Individuals who have resources on this scale change the dynamics of the economies and societies in which they live, as the US increasingly dramatises. Their spending pulls economies out of kilter so that too much production is directed towards opulent, useless baubles, but, more dangerously, it spills over into buying political influence – directly in the political process and indirectly via media ownership. Unconstrained, the impact can only grow in the decades ahead, a phenomenon of which the dynastic founders are well aware, even if the wider public is not.

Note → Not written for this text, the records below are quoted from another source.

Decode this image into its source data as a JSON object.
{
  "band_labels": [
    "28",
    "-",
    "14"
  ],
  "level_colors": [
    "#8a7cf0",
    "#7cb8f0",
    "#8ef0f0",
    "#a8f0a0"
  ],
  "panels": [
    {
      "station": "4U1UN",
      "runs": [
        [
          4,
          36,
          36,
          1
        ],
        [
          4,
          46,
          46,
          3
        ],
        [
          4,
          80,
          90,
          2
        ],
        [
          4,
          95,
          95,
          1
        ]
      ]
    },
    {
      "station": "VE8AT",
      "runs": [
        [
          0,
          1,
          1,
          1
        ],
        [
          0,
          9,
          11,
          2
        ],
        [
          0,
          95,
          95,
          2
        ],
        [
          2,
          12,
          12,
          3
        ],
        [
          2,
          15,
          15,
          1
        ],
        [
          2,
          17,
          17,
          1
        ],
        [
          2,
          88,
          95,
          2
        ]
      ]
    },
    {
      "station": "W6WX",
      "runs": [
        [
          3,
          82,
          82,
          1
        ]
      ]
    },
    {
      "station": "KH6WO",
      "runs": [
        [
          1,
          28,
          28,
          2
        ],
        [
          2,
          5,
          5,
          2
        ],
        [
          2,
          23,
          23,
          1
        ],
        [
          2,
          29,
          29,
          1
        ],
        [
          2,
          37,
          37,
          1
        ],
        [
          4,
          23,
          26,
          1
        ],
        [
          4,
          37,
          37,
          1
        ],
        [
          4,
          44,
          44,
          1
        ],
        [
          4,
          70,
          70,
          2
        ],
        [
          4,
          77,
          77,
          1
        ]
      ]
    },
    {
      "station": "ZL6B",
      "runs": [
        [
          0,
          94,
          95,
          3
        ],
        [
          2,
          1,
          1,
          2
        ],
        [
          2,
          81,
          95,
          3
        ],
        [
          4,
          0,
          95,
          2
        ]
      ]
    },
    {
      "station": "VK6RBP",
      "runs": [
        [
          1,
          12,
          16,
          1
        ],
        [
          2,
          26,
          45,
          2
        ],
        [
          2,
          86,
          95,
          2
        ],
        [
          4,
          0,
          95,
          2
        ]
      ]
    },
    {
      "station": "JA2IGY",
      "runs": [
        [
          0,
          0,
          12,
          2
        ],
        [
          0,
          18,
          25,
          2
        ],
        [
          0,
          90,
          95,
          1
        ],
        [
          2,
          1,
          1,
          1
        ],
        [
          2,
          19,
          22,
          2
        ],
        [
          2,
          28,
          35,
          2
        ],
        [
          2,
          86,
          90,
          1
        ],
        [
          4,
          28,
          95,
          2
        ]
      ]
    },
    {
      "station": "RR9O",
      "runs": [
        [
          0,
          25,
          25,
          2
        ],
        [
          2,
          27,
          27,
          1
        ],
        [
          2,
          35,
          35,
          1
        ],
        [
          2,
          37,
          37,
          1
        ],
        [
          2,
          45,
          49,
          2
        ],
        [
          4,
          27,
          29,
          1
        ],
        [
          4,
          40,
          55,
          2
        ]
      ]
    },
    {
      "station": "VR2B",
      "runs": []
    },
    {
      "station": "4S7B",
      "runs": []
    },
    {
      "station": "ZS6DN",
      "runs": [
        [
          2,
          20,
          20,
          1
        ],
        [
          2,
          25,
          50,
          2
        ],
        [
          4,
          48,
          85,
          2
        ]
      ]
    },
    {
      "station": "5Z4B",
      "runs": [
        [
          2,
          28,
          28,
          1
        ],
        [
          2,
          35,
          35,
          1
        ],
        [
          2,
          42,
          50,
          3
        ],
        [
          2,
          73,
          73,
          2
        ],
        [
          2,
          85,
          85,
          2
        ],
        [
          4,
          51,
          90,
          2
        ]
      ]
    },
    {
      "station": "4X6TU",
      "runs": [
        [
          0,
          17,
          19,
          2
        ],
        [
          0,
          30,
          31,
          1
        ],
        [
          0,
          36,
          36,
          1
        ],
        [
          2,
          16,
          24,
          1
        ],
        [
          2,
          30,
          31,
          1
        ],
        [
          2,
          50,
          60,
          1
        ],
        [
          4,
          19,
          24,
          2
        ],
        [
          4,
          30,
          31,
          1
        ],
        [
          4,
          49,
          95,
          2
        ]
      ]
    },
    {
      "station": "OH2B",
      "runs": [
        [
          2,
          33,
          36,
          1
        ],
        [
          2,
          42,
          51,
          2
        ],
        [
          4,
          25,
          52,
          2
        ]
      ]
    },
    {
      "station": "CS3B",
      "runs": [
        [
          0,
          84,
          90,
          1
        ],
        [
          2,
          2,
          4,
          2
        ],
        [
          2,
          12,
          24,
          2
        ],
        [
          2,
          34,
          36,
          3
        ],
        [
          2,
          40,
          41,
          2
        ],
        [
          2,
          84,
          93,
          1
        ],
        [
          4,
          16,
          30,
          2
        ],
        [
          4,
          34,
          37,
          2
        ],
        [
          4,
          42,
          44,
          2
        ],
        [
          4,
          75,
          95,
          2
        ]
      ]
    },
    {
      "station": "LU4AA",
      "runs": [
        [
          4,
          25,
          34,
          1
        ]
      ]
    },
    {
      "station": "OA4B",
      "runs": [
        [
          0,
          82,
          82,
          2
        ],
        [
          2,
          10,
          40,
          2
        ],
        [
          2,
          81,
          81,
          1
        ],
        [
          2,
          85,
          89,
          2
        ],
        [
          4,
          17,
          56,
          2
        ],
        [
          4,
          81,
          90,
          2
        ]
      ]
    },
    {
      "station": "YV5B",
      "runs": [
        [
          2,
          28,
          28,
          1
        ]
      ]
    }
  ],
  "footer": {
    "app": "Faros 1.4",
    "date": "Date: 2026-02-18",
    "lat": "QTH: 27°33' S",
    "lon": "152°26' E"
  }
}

Rupert Murdoch’s secret succession drama is a warning to rein in the super-rich
We live in an era of private dynasties. America’s billionaires are worth a cool $5.5tn at the last count. Three – Amazon’s Jeff Bezos, Tesla’s Elon Musk and Facebook’s Mark Zuckerberg – are worth over a staggering $500bn between them. Americans dominate the global billionaire league table: Britain has none in the top hundred. But we still have enough to cause concern.
A dynastic courtroom drama to unfold this September in Reno, Nevada – hitherto secret but exposed by the New York Times last week – will further shine light on the new realities. Rupert Murdoch, controller of a vast media empire that ranges from Fox News in the US, the Times and the Sun in Britain, to the Australian, and the 31st richest billionaire in the US, is petitioning to change the terms of an irrevocable trust.